What's the proof that the Euler totient function is multiplicative?
In general, if $R$ and $S$ are rings, then $R\times S$ is a ring. The units of $R\times S$ are the elements $(r,s)$ with $r$ a unit of $R$ and $s$ a unit of $S$. If $R$ and $S$ are finite rings, the number of units in $R\times S$ is therefore the number of units in $R$ times the number of units in $S$.
Now if $\gcd(A,B)=1$, then $$\mathbb Z/\left<AB\right> \cong \mathbb Z/\left<A\right> \times \mathbb Z/\left<B\right>$$
This is essentially the Chinese remainder theorem.
But the number of units in the ring $\mathbb Z/\left<n\right>$ is $\phi(n)$. So the number of units in $\mathbb Z/\left<AB\right>$ is $\phi(AB)$ and the number of units in $\mathbb Z/\left<A\right> \times \mathbb Z/\left<B\right>$ is $\phi(A)\phi(B)$
$$n = \prod_{k=1}^{z}p_{k}^{e_{k}}$$ $$\varphi(n) = n \prod_{k=1}^{z}(1-\frac{1}{p_{k}})$$ Let $$a=\prod_{k=1}^{w} p_{k}^{e_{k}}\quad b=\prod_{k=w+1}^{z} p_{k}^{e_{k}}$$ $n=ab$, then $$\varphi(a) = a\prod_{k=1}^{w}(1-\frac{1}{p_{k}})$$ $$\varphi(b) = b\prod_{k=w+1}^{z}(1-\frac{1}{p_{k}})$$ $$\varphi(a)\varphi(b) = ab\prod_{k=1}^{w}(1-\frac{1}{p_{k}}) \cdot \prod_{k=w+1}^{z}(1-\frac{1}{p_{k}})$$ $$=ab\prod_{k=1}^{z}(1-\frac{1}{p_{k}})$$ $$=n\prod_{k=1}^{z}(1-\frac{1}{p_{k}})$$ $$=\varphi(n)$$ $$\varphi(a)\varphi(b)=\varphi(ab)$$
THM Assume that $(a,b)=1$. Then $$(a,y)=1 \text{ and } (b,x)=1\iff (ax+by,ab)=1$$
P We prove the contrapositive of each direction.
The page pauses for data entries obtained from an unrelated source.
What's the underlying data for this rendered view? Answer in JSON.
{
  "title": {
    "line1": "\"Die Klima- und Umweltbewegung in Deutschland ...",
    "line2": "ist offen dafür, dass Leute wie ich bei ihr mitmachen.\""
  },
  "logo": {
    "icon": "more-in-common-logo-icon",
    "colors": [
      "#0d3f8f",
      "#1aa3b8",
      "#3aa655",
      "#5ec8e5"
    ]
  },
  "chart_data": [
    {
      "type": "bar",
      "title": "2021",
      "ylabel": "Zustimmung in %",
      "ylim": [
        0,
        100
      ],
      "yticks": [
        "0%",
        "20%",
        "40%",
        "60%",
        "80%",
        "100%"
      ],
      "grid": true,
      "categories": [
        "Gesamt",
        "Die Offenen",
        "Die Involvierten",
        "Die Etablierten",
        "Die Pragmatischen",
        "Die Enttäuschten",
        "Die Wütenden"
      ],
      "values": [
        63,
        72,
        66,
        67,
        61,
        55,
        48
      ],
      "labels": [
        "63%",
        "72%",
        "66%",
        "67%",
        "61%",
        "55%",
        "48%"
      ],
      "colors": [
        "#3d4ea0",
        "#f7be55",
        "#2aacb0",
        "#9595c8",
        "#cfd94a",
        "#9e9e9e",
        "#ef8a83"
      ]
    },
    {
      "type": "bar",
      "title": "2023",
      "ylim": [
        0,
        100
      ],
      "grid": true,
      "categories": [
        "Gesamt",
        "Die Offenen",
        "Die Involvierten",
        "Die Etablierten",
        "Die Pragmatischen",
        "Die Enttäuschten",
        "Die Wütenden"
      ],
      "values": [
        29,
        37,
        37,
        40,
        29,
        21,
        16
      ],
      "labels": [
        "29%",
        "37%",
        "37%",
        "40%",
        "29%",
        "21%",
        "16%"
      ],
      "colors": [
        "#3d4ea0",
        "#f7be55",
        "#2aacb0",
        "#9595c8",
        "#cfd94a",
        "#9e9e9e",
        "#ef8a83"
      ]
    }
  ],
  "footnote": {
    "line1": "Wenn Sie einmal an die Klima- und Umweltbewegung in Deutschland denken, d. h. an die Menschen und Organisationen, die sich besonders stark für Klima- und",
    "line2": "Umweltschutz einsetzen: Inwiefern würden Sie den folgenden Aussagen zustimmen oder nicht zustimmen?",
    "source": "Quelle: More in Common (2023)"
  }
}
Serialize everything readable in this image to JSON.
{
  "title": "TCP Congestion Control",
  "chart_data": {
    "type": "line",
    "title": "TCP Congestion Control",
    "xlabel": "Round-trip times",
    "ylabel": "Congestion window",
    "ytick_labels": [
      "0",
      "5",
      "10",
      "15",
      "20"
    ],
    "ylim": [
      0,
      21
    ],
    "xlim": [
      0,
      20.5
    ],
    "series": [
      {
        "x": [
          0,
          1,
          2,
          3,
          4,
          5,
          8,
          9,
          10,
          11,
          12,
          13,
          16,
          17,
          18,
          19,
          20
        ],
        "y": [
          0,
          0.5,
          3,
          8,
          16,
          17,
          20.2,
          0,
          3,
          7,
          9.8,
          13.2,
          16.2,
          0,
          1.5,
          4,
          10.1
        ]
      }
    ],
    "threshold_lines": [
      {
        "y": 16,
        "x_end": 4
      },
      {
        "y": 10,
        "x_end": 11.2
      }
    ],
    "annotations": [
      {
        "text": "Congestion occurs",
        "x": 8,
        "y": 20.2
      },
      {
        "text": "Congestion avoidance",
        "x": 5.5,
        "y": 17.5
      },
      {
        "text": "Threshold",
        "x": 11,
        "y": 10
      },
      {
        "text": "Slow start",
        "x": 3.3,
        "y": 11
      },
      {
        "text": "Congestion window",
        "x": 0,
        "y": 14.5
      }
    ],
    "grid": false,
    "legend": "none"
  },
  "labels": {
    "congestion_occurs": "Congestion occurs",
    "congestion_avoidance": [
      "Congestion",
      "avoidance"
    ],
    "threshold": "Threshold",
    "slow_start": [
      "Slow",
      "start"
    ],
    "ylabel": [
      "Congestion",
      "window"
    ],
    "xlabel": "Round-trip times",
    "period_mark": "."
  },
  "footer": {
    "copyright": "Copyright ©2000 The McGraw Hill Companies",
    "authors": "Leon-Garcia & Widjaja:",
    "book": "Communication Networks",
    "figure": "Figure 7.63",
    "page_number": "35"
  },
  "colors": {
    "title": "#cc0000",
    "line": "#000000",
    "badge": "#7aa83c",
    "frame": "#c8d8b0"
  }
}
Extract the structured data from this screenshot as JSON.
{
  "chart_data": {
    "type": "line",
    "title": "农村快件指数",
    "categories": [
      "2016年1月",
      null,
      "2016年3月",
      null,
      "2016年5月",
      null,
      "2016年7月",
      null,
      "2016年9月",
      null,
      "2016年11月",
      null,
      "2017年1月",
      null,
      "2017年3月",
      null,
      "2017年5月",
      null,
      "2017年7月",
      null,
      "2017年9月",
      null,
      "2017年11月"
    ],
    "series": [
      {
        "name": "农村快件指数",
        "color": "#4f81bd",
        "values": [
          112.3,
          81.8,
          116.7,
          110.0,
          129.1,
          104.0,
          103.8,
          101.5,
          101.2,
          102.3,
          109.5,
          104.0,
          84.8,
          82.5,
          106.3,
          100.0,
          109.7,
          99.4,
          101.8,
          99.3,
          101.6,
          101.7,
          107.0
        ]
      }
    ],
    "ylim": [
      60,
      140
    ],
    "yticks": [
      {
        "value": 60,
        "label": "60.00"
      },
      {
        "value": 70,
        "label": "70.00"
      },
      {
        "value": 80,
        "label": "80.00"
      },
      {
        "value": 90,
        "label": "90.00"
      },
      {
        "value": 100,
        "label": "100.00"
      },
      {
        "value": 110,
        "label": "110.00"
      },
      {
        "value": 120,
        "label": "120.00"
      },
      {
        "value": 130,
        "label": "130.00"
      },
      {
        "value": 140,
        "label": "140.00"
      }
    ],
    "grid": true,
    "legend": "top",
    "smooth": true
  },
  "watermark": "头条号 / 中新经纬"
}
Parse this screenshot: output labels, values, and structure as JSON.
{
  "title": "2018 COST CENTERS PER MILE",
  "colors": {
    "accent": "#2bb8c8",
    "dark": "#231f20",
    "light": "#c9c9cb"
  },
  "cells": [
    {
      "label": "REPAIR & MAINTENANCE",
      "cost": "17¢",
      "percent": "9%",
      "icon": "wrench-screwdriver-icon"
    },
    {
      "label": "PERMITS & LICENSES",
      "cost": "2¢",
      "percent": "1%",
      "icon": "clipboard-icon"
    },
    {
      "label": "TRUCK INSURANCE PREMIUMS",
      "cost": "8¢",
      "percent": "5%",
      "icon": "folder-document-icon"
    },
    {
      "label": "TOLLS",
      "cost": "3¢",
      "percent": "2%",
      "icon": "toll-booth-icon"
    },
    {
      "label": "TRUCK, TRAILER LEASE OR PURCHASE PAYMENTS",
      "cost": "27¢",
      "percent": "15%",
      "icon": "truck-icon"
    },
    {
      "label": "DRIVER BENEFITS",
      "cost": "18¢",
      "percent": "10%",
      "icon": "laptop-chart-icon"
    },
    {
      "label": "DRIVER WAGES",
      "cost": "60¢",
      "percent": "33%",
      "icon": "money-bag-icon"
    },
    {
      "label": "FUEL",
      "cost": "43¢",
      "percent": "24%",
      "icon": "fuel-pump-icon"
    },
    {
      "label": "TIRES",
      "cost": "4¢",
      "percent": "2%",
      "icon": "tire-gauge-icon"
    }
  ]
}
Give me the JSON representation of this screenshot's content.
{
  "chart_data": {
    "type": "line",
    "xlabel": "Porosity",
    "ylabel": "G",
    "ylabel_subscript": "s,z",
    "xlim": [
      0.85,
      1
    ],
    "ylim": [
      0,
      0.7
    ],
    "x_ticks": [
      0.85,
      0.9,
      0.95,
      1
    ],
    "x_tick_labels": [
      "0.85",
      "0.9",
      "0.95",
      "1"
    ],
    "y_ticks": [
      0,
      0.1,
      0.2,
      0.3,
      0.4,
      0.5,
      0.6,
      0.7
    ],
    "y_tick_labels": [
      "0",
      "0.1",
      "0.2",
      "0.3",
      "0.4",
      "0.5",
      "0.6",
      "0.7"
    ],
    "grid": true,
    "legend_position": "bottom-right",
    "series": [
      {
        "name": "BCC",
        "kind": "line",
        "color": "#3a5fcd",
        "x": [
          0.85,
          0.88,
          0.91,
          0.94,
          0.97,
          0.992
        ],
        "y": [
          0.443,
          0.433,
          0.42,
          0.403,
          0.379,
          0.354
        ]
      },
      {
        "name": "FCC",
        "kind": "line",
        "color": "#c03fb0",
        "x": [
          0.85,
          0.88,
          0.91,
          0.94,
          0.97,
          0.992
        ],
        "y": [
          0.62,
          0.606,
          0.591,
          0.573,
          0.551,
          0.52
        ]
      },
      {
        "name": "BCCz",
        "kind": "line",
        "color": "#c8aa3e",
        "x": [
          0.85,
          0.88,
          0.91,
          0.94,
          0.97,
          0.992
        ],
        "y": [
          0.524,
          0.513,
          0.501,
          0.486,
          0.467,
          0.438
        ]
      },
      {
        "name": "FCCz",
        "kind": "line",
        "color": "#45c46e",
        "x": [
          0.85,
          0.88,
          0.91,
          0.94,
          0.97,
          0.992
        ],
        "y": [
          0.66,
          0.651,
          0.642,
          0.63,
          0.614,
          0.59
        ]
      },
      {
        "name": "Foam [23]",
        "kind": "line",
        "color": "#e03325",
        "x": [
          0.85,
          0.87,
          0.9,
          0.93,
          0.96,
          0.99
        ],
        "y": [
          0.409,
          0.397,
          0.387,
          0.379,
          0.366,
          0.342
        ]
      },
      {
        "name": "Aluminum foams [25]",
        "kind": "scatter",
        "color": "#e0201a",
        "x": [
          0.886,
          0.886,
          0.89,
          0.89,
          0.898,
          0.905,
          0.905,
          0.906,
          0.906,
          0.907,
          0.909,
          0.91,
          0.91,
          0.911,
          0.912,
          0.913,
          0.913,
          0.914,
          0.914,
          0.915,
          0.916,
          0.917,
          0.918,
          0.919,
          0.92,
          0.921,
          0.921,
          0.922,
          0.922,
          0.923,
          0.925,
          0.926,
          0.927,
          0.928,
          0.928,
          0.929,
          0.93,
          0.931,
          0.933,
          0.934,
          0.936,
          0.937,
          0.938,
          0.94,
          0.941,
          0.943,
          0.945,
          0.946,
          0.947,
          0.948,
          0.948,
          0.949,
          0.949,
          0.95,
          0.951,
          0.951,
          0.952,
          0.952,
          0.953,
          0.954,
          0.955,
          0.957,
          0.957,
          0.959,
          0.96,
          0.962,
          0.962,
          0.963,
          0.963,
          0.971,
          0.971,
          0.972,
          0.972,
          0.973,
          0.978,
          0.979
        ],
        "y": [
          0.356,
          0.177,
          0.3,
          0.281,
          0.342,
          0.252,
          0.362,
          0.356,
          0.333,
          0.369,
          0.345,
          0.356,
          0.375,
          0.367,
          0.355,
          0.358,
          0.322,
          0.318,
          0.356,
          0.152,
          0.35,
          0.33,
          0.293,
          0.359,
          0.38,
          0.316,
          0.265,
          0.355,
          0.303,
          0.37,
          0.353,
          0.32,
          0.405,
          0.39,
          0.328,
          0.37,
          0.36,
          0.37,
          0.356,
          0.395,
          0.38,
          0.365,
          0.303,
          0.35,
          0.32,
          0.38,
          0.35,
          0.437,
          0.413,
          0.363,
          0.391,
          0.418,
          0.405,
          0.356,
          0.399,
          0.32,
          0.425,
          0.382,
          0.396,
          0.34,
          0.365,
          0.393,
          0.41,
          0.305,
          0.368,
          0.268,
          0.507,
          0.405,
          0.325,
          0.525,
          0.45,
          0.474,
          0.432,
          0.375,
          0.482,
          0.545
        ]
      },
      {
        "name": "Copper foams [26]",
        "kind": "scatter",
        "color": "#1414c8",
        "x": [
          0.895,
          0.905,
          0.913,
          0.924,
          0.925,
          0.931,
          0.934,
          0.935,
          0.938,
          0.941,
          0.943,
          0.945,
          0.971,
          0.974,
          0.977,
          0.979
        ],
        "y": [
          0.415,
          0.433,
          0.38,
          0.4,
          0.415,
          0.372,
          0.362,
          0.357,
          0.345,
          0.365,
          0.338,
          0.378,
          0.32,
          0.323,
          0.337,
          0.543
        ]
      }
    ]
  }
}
$(\Rightarrow)$ Suppose thus that there is a prime $p$ such that $p\mid (ax+by,ab)$. Then $p\mid ab$. Without loss of generality, assume $p \mid a$. Since $p\mid ax+by$, we have $p\mid by$, and since $(a,b)=1$, $p\mid y$. Thus $p\mid (a,y)\implies (a,y)>1$. We have thus proven, under the hypothesis that $(a,b)=1$; that $$(ax+by,ab)>1\implies (a,y)>1 \text{ or } (b,x)>1$$ since the other option would have been assuming that $p\mid a$.
$(\Leftarrow)$ Now suppose $(x,b)>1$. Then $(ax+by,ab)>1$ since $(x,b)\mid ax+by$. Analogously, $(a,y)>1$ implies $(ax+by,ab)>1$. $\blacktriangle$
COR Suppose that $(a,b)=1$, and that $x$ ranges through the $\phi(b)$ numbers coprime to $b$ and $y$ ranges throughout the $\phi(a)$ numbers coprime to $a$. Then $ax+by$ ranges throughout the $\phi(a)\cdot\phi(b)$ numbers coprime to $ab$, which in turn is $\phi(a\cdot b)$.